The Federal Aviation Administration (FAA) gave Amazon permission to use autonomous flying vehicles in logistics tasks, a plan the company announced in July last year under the name Prime Air, which hopes to deliver packages in less than 30 minutes, even in rural or difficult to access areas.
With the release, this delivery model reaches a dozen postal areas of Miami, in south Florida, after debuting in New York and Baltimore.
The FAA authorized testing in the “real world” of these devices in open spaces, “below 122 meters and only during the day.”
According to the authorization of the FAA, the person who remotely controls the small aircraft must have a private pilot certificate, must not lose sight of the aircraft during flight and weather conditions should allow its observation.
Amazon also has to provide a monthly report with information on the activity of these drones, detailing number of flights, flight hours, glitches, possible deviations from the instructions of air traffic controllers and any involuntary loss of communication.

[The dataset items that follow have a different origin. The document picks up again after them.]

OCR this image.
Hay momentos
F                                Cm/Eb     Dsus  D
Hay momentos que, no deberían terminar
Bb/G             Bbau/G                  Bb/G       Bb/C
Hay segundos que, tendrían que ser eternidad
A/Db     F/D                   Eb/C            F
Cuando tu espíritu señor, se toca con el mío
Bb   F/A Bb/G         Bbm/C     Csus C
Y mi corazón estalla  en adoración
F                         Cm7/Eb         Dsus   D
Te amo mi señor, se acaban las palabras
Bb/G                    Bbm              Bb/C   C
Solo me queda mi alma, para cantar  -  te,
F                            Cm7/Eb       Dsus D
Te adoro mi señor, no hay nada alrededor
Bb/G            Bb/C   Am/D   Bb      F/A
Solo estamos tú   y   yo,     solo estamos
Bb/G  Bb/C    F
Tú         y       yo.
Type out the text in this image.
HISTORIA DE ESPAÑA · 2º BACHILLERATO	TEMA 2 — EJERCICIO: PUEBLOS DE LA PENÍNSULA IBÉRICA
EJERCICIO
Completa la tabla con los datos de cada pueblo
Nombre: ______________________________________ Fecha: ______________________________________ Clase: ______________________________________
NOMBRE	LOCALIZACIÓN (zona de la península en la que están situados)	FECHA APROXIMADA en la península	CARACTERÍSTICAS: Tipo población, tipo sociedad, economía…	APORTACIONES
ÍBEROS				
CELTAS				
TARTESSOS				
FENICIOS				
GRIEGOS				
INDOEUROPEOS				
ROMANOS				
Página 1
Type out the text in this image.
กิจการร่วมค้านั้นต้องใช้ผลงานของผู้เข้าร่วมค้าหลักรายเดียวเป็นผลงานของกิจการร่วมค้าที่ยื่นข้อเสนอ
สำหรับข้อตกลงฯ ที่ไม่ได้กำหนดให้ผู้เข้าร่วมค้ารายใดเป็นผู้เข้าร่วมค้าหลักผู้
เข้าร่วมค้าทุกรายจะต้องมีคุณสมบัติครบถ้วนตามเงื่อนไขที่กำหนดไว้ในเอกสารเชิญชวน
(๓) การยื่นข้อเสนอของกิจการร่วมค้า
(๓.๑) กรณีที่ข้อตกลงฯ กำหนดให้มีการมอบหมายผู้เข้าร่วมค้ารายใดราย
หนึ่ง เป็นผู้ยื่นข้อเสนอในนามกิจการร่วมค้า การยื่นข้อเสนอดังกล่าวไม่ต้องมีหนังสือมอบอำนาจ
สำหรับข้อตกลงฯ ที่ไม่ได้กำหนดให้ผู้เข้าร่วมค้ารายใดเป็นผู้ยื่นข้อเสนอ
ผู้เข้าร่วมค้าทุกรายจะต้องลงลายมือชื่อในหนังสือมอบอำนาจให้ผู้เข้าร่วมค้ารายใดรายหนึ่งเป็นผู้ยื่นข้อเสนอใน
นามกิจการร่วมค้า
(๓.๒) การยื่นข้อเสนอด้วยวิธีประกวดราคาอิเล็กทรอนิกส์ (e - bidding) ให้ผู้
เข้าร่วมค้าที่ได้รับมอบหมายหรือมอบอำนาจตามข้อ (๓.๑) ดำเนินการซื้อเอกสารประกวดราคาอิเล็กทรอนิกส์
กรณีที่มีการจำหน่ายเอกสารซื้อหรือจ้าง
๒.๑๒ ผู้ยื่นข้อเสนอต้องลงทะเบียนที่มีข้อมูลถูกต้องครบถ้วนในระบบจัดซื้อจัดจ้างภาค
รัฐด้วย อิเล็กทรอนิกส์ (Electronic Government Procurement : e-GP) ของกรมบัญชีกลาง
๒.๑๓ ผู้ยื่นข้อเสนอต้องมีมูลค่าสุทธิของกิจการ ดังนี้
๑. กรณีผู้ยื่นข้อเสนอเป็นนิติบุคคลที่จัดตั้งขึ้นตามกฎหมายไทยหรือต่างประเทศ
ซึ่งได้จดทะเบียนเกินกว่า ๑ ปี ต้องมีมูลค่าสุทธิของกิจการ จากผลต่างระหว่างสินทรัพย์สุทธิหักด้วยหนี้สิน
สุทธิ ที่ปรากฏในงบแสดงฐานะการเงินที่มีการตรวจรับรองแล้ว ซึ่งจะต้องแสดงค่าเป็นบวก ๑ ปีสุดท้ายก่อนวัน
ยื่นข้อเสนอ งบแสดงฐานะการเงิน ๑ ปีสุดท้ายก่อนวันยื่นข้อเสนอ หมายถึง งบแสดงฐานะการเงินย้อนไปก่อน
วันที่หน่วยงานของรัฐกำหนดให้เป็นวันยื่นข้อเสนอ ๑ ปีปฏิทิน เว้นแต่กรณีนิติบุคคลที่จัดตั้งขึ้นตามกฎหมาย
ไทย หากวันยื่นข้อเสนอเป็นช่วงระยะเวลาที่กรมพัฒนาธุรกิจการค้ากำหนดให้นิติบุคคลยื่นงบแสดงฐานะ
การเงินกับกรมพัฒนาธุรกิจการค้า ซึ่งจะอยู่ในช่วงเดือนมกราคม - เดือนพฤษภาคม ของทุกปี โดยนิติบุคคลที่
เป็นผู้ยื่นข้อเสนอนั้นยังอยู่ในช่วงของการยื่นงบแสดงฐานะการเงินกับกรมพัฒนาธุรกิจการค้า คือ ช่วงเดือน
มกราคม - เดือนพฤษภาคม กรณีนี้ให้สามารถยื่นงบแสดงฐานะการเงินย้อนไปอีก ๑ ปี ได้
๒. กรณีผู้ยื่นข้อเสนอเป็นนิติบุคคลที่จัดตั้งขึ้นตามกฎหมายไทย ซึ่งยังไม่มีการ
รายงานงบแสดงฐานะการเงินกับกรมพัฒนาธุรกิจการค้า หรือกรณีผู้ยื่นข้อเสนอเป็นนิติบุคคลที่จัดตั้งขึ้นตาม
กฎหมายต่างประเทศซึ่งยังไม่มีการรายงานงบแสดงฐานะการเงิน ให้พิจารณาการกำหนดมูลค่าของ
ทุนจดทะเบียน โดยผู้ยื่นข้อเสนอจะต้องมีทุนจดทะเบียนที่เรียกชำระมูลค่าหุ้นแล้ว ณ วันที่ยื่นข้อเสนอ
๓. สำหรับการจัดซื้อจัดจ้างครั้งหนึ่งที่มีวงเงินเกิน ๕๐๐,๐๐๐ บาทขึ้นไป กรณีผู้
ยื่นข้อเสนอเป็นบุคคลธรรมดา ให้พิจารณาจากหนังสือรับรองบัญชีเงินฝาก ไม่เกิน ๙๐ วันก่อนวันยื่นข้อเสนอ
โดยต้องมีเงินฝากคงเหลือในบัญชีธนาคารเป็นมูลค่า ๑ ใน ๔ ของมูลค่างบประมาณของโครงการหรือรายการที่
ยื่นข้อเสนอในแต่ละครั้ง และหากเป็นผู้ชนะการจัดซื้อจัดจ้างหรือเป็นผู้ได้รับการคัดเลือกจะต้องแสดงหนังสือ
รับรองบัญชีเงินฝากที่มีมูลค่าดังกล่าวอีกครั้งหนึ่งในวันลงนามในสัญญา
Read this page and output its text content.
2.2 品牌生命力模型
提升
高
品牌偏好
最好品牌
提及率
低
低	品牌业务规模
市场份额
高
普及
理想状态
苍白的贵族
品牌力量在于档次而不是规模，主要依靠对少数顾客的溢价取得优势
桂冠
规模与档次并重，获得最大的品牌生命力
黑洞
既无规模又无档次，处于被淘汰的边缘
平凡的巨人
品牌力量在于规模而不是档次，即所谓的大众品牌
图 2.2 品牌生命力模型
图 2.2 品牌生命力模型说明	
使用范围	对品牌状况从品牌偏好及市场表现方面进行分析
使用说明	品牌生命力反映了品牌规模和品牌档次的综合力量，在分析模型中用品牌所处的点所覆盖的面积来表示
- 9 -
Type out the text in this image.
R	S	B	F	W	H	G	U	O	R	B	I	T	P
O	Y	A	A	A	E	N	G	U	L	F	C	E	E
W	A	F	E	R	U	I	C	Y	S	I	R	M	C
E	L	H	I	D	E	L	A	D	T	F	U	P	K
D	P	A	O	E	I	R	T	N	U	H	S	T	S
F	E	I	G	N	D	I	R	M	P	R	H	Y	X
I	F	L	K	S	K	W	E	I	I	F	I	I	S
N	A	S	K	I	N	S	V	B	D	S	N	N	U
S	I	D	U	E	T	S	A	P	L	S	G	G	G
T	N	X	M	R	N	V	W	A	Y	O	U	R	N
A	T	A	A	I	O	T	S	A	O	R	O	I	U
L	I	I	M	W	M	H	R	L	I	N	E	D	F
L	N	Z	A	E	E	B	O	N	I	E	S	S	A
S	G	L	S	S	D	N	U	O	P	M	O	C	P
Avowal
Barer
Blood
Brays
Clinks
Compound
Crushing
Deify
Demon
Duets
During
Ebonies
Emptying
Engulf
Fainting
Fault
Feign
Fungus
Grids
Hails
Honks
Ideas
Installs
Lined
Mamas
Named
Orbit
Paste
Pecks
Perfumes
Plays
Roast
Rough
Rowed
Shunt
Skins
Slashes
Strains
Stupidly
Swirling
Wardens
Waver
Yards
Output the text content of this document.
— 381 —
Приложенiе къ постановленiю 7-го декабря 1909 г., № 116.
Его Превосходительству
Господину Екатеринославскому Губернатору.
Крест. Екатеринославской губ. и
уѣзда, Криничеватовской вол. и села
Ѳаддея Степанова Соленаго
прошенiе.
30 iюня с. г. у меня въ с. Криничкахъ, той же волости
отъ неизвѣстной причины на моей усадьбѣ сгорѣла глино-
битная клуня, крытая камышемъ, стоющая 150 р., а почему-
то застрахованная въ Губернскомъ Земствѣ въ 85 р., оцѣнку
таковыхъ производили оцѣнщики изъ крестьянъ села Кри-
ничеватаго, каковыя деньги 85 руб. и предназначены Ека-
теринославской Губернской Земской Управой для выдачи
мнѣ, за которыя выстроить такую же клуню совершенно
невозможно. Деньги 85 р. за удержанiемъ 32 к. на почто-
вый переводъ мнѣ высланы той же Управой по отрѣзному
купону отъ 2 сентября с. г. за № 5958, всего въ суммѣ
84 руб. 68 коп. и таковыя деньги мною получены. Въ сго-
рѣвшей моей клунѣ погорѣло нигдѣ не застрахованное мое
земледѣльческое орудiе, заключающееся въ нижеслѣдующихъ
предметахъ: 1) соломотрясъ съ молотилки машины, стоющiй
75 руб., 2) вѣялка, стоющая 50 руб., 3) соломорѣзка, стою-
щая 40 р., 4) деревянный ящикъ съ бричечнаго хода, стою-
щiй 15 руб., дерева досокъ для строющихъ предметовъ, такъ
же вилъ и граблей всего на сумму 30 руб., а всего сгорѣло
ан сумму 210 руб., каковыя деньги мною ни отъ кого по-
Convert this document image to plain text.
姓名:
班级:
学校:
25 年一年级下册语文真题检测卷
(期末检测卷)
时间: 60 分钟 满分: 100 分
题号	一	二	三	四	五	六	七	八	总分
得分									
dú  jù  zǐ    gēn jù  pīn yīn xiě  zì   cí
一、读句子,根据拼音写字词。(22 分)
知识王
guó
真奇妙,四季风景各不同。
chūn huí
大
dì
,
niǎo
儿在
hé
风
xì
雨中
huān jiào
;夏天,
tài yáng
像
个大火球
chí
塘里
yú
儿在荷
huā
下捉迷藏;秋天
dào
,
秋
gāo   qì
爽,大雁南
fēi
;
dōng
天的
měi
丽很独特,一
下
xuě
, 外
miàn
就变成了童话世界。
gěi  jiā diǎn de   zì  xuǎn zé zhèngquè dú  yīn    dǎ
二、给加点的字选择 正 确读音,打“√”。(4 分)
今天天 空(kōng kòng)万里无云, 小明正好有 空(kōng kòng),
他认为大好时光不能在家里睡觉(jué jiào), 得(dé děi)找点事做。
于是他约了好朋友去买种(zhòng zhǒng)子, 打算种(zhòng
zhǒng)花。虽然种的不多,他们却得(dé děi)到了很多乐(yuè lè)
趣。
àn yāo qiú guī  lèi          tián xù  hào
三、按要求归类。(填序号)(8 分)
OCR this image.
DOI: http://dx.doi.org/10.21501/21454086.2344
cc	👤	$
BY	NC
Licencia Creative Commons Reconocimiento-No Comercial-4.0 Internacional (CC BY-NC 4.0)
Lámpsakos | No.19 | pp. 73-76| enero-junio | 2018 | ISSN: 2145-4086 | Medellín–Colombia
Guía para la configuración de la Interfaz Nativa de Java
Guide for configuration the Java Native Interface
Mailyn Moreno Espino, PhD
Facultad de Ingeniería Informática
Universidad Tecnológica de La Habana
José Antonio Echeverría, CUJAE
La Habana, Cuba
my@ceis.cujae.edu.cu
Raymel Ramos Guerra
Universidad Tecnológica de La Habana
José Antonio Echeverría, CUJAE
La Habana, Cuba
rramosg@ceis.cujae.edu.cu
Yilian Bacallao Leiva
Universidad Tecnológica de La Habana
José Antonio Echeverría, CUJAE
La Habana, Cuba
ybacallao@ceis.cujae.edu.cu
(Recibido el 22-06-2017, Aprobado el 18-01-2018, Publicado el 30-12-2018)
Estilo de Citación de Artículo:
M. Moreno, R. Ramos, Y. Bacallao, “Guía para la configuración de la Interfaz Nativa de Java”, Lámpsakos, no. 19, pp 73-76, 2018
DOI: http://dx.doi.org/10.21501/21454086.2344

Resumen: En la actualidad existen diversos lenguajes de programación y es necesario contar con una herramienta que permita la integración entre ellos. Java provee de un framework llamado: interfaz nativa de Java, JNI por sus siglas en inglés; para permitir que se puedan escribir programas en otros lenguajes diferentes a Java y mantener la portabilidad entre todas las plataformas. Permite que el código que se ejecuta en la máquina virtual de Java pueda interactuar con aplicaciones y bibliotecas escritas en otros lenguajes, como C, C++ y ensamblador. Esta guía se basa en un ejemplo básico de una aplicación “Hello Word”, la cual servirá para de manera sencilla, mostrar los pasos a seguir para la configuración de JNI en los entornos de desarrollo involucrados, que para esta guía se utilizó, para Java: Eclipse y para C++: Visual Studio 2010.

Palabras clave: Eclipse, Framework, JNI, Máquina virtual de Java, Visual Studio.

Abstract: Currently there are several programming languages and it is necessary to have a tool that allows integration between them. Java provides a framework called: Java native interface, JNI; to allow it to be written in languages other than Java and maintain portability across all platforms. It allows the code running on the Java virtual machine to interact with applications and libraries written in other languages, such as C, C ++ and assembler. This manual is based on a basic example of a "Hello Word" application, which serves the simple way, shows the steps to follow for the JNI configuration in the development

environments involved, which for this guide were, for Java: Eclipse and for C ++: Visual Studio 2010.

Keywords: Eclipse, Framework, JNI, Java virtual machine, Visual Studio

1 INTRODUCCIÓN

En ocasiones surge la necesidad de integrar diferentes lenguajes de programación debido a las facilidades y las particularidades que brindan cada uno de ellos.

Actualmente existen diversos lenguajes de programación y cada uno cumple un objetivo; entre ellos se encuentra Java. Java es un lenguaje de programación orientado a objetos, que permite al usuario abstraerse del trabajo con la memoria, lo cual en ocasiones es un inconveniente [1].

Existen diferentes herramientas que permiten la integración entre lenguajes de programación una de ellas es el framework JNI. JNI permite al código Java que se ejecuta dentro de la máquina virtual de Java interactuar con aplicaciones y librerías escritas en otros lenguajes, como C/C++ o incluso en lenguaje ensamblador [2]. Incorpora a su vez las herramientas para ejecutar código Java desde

Amazon Prime Air is not expected to be used in the future for all shipments, but the company believes it could be a valid alternative for certain cases, such as sending packages to inaccessible areas.
The prototype’s weight capacity that Amazon tested with this type of distribution is 5 pounds and, according to the company, 86% of items that the company currently ships have a lower weight.
The aircraft, with eight propellers that allows it to accurately maneuver in the air, has a range of 10 miles.